Re:Turn of Re:Zero
I’ll admit, when season 2 started I was thinking to myself, “This fool has already tossed Rem aside, and we already know the death loop formula.” I finished episode one, raging at how the author refuses to give Rem any kind of win, thus I figured the Re:Zero’s magic ended. I wasn’t sure why the author decided to turn the focus to saving Rem when there are more immediate dangers such as the cult. After finishing episodes two and three, my suspicions were confirmed. This anime has lost its storytelling prowess and skill once Betelgeuse was killed, it’s done, time to move on, R.I.P Re:Zero! Then there was episode four, and the moment that gave me a swift axe kick to the head. The moment when Re:Zero Season 2 finally pulled me back in.
Let’s Talk About Natsuki Subaru, For A Long Time
Subaru, as a character, was not the reason I watched Re:Zero. I was somewhat invested into his survival, but he was too erratic in his sensibility. Subaru would jump between being a genius to an absolute moron, and it was hard to get a fix on him. It was clear that he had some mental instability, and we never knew why he was a NEET, but I assumed it was a terrible house-hold. In the most recent episode, our protagonist must partake in a trial, one being him confronting his past. Here we see Nastuski Subaru’s degradation had spawned from a self-discovery of his weaknesses. Re:Zero took an unexpected route by not giving him dead parents, abusive parents, hell, they weren’t even poor. Also, Subaru’s parents loved him unconditionally and were extremely supportive. His father was like the perfect man, he’s strong, handsome, loved by the community, excels and whatever he does. Subaru attempted to emulate his father, exceeding as well. The community then praises him as if praising his father’s genes with a personally chilling line, “You’re definitely his kid.” As he explained his situation to his not-quite dad, I was taken aback by how much I related to the story. Not just related, but in many ways lived, the story.
There are many insecurities that come with being the child of someone who everyone relies on. When you decide to step up and succeed in anything, nothing is owed to your hard work. It’s owed to the genes of your parents. So doing something amazing – like winning a school trial – is expected, and doing anything “just good” is akin to disappointment. So you have a few choices: You continue to strive to excel just like your hero to live up to his reputation, or you can make your own way to find your self value. However, there’s a third option, you could just give up. You can realize how fruitless it is to chase after your idol’s shadow in an ever-stifling race, and just…. not. He chose the third option and began to slowly become a person who doesn’t want to interact with anyone.

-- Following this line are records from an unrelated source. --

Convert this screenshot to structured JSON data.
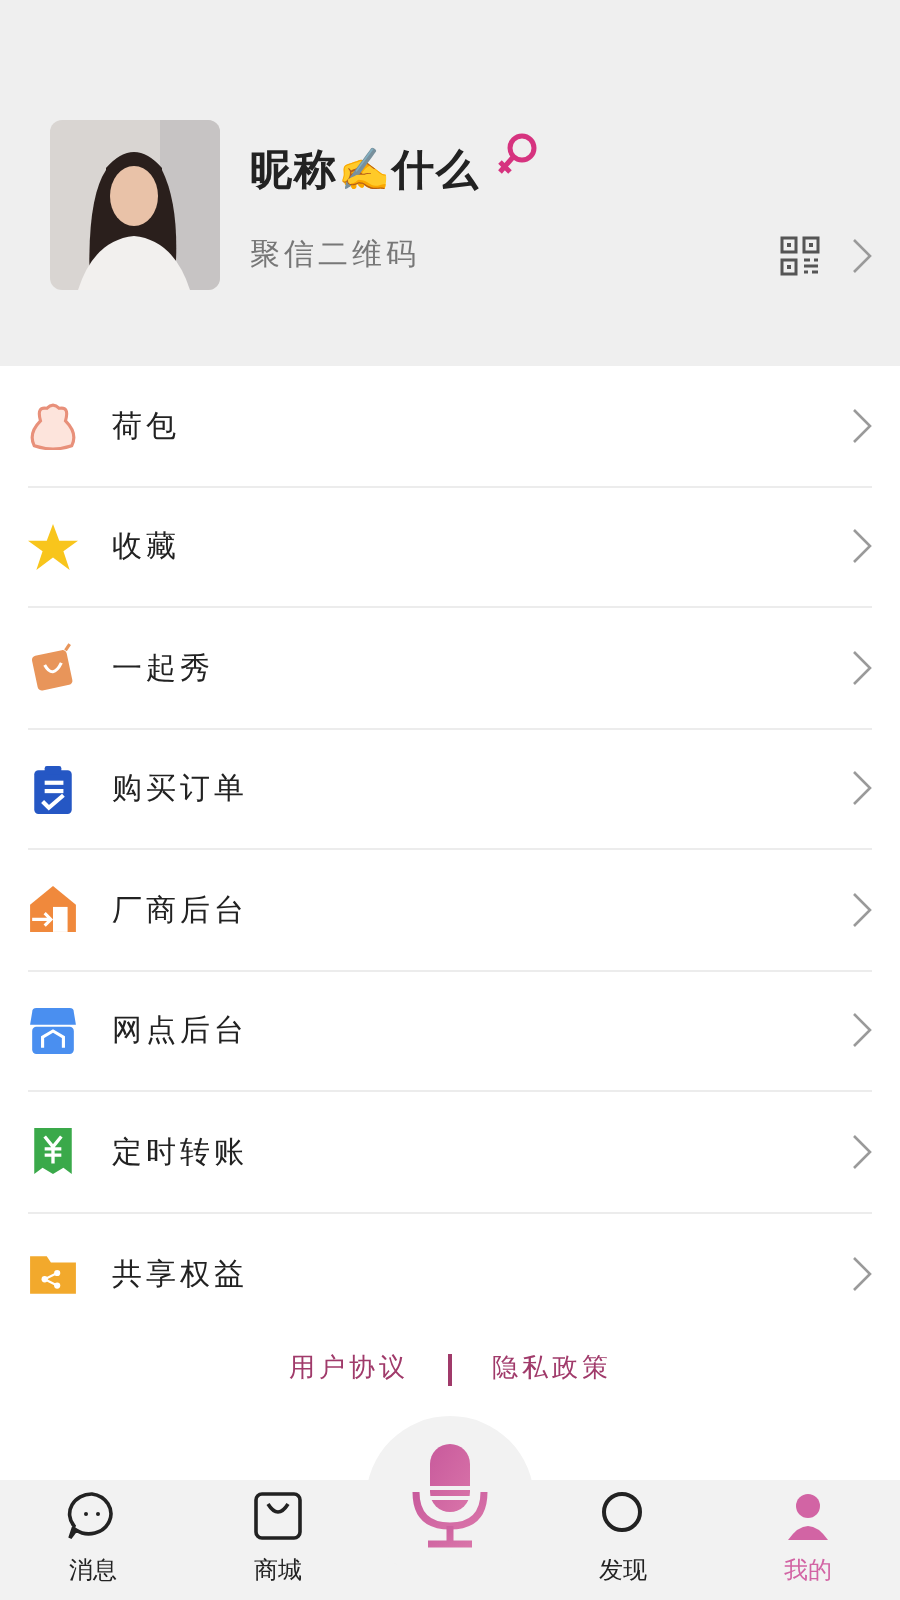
{
  "profile": {
    "nickname": "昵称✍什么",
    "gender_mark": {
      "kind": "female"
    },
    "subtitle": "聚信二维码"
  },
  "menu": [
    {
      "label": "荷包"
    },
    {
      "label": "收藏"
    },
    {
      "label": "一起秀"
    },
    {
      "label": "购买订单"
    },
    {
      "label": "厂商后台"
    },
    {
      "label": "网点后台"
    },
    {
      "label": "定时转账"
    },
    {
      "label": "共享权益"
    }
  ],
  "footer_links": [
    "用户协议",
    "隐私政策"
  ],
  "tabs": [
    {
      "label": "消息",
      "selected": false
    },
    {
      "label": "商城",
      "selected": false
    },
    {
      "label": "发现",
      "selected": false
    },
    {
      "label": "我的",
      "selected": true
    }
  ]
}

“All of it was because I was there!”
Now it makes more sense why Subaru tries so hard for the first woman to see him as not a son of a great man, but just him. It’s obvious that a person whose been feeding his mind such poison for so long would jump at the opportunity to be the best at something his dad is not. She saved his life, she saw worth in him to do so. Of course, he should return her resolve, in fact he should return that resolve back to her tenfold, better yet, there will be no one who possesses a greater dedication to her than him! When she praises him, it will only be him, only Subaru- he will be the only one in her eyes! This makes the outburst, in episode 13 from season one, even more cathartic. He worked so hard for her affection, and suffered so much for her, that her choice to leave him was a betrayal to him. He had to work through most of his insecurities in the latter part of season one to learn that it wasn’t about Emilia, but rather the purpose she gave him.
So, he gets closure from his parents that he never got. He had talks that he never had, and said goodbyes that he never had the chance to say. This was truly heart-warming and I admittedly shed a few tears for my dude. This is what I wanted from Subaru, the lingering thread that didn’t quite explain his irrational behavior at times.
Let’s Wrap it Up
By now, I’m sure it’s easy to tell that I’m not fully invested in the main plot aside from getting Rem to wake up. The introduction of the witch is a nice progression, hopefully leading to Subaru having more options to deal with situations. I appreciate that the anime took a break from the death-loop and provided some more character development. The previous episodes, primarily three, were huge exposition dumps that almost turned the anime into an RPG. It was nice seeing Beatrice again, who is still an oddly adorable character design; I always enjoy her and Subaru’s odd relationship. Lastly, I look forward to seeing the other witches, which means there are plenty of adversaries to meet along this journey. I’m now signed up for this Re:Zero, and I’ll be providing more episode-specific content from here on.